Social media was never a total free-for-all; platforms have long policed the illegal and obscene. What emerged this year was a new willingness to take action against certain types of content simply because it is false—expanding the categories of prohibited material and more aggressively enforcing the policies already on the books. The proximate cause was the coronavirus pandemic, which layered an information crisis atop a public health emergency. Social media executives quickly perceived their platforms’ potential to be used as vectors of lies about the coronavirus that, if believed, could be deadly. They vowed early on to both try to keep dangerously false claims off their platforms and direct users to accurate information.

One wonders whether these companies foresaw the extent to which the pandemic would become political, and Donald Trump the leading purveyor of dangerous nonsense—forcing a confrontation between the letter of their policies and their reluctance to enforce the rules against powerful public officials. By August, even Facebook would have the temerity to take down a Trump post in which the president suggested that children were “virtually immune” to the coronavirus.

“Taking things down for being false was the line that they previously wouldn’t cross,” said Douek. “Before that, they said, ‘falsity alone is not enough.’ That changed in the pandemic, and we started to see them being more willing to actually take down things, purely because they were false.”

Nowhere did public health and politics interact more combustibly than in the debate over mail-in voting, which arose as a safer alternative to in-person polling places—and was immediately demonized by Trump as a Democratic scheme to steal the election. The platforms, perhaps eager to wash away the bad taste of 2016, tried to get ahead of the vote-by-mail propaganda onslaught. It was mail-in voting that led Twitter to break the seal on applying a fact-checking label to a tweet by Trump, in May, that made false claims about California’s mail-in voting procedure.

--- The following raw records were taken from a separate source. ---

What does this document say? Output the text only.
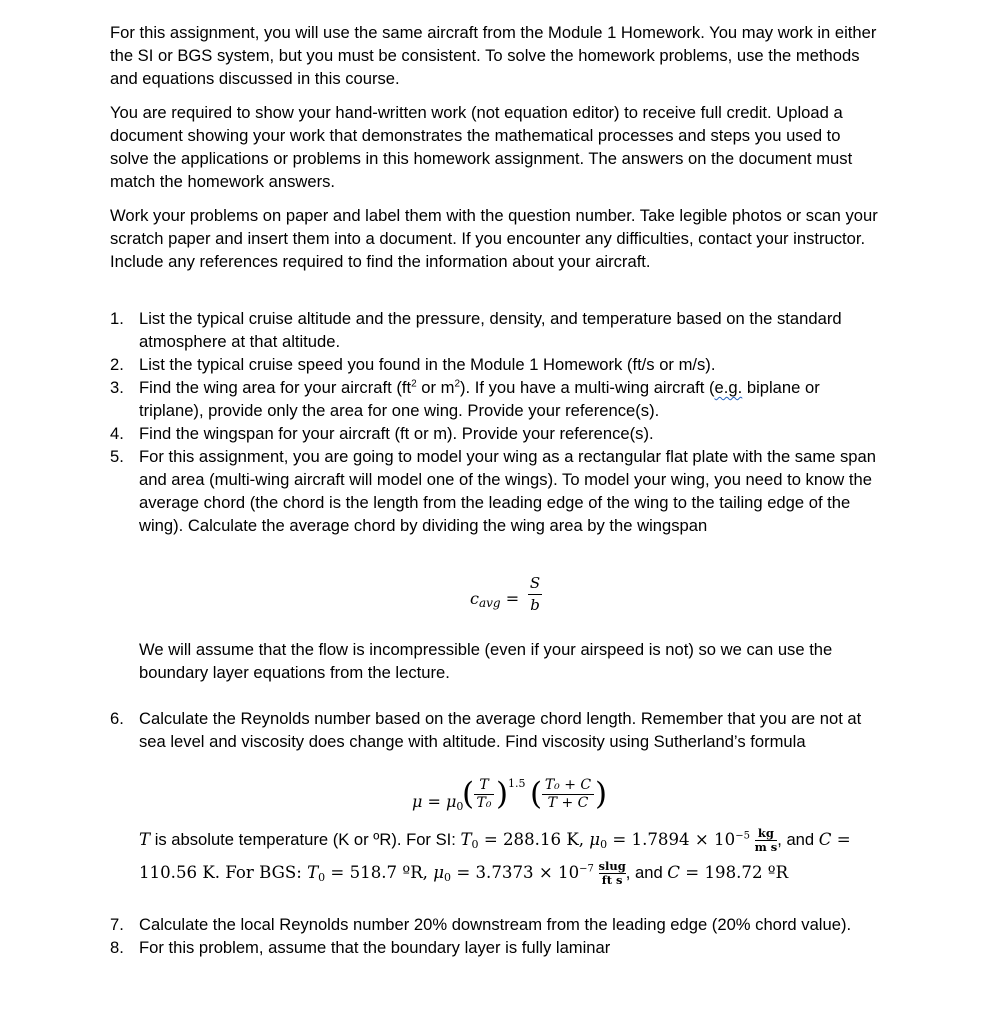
For this assignment, you will use the same aircraft from the Module 1 Homework. You may work in either the SI or BGS system, but you must be consistent. To solve the homework problems, use the methods and equations discussed in this course.

You are required to show your hand-written work (not equation editor) to receive full credit. Upload a document showing your work that demonstrates the mathematical processes and steps you used to solve the applications or problems in this homework assignment. The answers on the document must match the homework answers.

Work your problems on paper and label them with the question number. Take legible photos or scan your scratch paper and insert them into a document. If you encounter any difficulties, contact your instructor. Include any references required to find the information about your aircraft.

1. List the typical cruise altitude and the pressure, density, and temperature based on the standard atmosphere at that altitude.
2. List the typical cruise speed you found in the Module 1 Homework (ft/s or m/s).
3. Find the wing area for your aircraft ($ft^2$ or $m^2$). If you have a multi-wing aircraft (e.g. biplane or triplane), provide only the area for one wing. Provide your reference(s).
4. Find the wingspan for your aircraft (ft or m). Provide your reference(s).
5. For this assignment, you are going to model your wing as a rectangular flat plate with the same span and area (multi-wing aircraft will model one of the wings). To model your wing, you need to know the average chord (the chord is the length from the leading edge of the wing to the tailing edge of the wing). Calculate the average chord by dividing the wing area by the wingspan
cavg =
S
b

We will assume that the flow is incompressible (even if your airspeed is not) so we can use the boundary layer equations from the lecture.

6. Calculate the Reynolds number based on the average chord length. Remember that you are not at sea level and viscosity does change with altitude. Find viscosity using Sutherland’s formula
μ = μ0
( T
T₀ ) 1.5 ( T₀ + C
T + C )
T is absolute temperature (K or ºR). For SI: T0 = 288.16 K, $\mu 0 = 1.7894 \times 10^{-5} \frac{kg}{\text{m s}}$ , and C =
110.56 K. For BGS: T0 = 518.7 ºR, $\mu 0 = 3.7373 \times 10^{-7}$ slug
ft s , and C = 198.72 ºR
7. Calculate the local Reynolds number 20% downstream from the leading edge (20% chord value).
8. For this problem, assume that the boundary layer is fully laminar
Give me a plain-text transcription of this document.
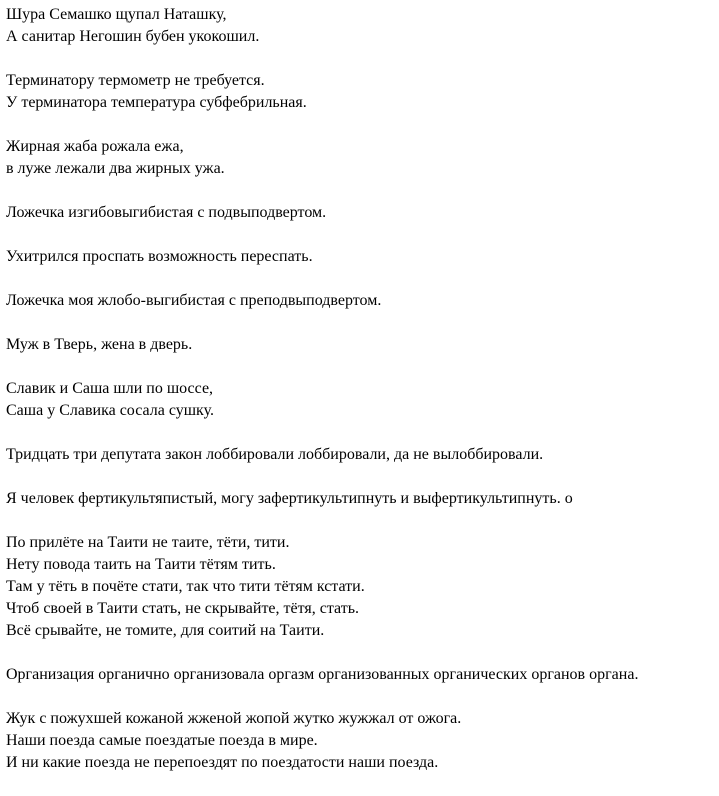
Шура Семашко щупал Наташку,
А санитар Негошин бубен укокошил.
Терминатору термометр не требуется.
У терминатора температура субфебрильная.
Жирная жаба рожала ежа,
в луже лежали два жирных ужа.
Ложечка изгибовыгибистая с подвыподвертом.
Ухитрился проспать возможность переспать.
Ложечка моя жлобо-выгибистая с преподвыподвертом.
Муж в Тверь, жена в дверь.
Славик и Саша шли по шоссе,
Саша у Славика сосала сушку.
Тридцать три депутата закон лоббировали лоббировали, да не вылоббировали.
Я человек фертикультяпистый, могу зафертикультипнуть и выфертикультипнуть. о
По прилёте на Таити не таите, тёти, тити.
Нету повода таить на Таити тётям тить.
Там у тёть в почёте стати, так что тити тётям кстати.
Чтоб своей в Таити стать, не скрывайте, тётя, стать.
Всё срывайте, не томите, для соитий на Таити.
Организация органично организовала оргазм организованных органических органов органа.
Жук с пожухшей кожаной жженой жопой жутко жужжал от ожога.
Наши поезда самые поездатые поезда в мире.
И ни какие поезда не перепоездят по поездатости наши поезда.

This trend reached its apotheosis in the run-up to the November election, as Trump broadcast his intention to challenge the validity of any votes that went against him. In response, Facebook and Twitter announced elaborate plans to counter that push, including adding disclaimers to premature claims of victory and specifying which credible organizations they would rely on to validate the election results. (YouTube, notably, did much less to prepare.) Other moves included restricting political ad-buying on Facebook, increasing the use of human moderation, inserting trustworthy information into users’ feeds, and even manually intervening to block the spread of potentially misleading viral disinformation. As the New York Times writer Kevin Roose observed, these steps “involved slowing down, shutting off or otherwise hampering core parts of their products — in effect, defending democracy by making their apps worse.”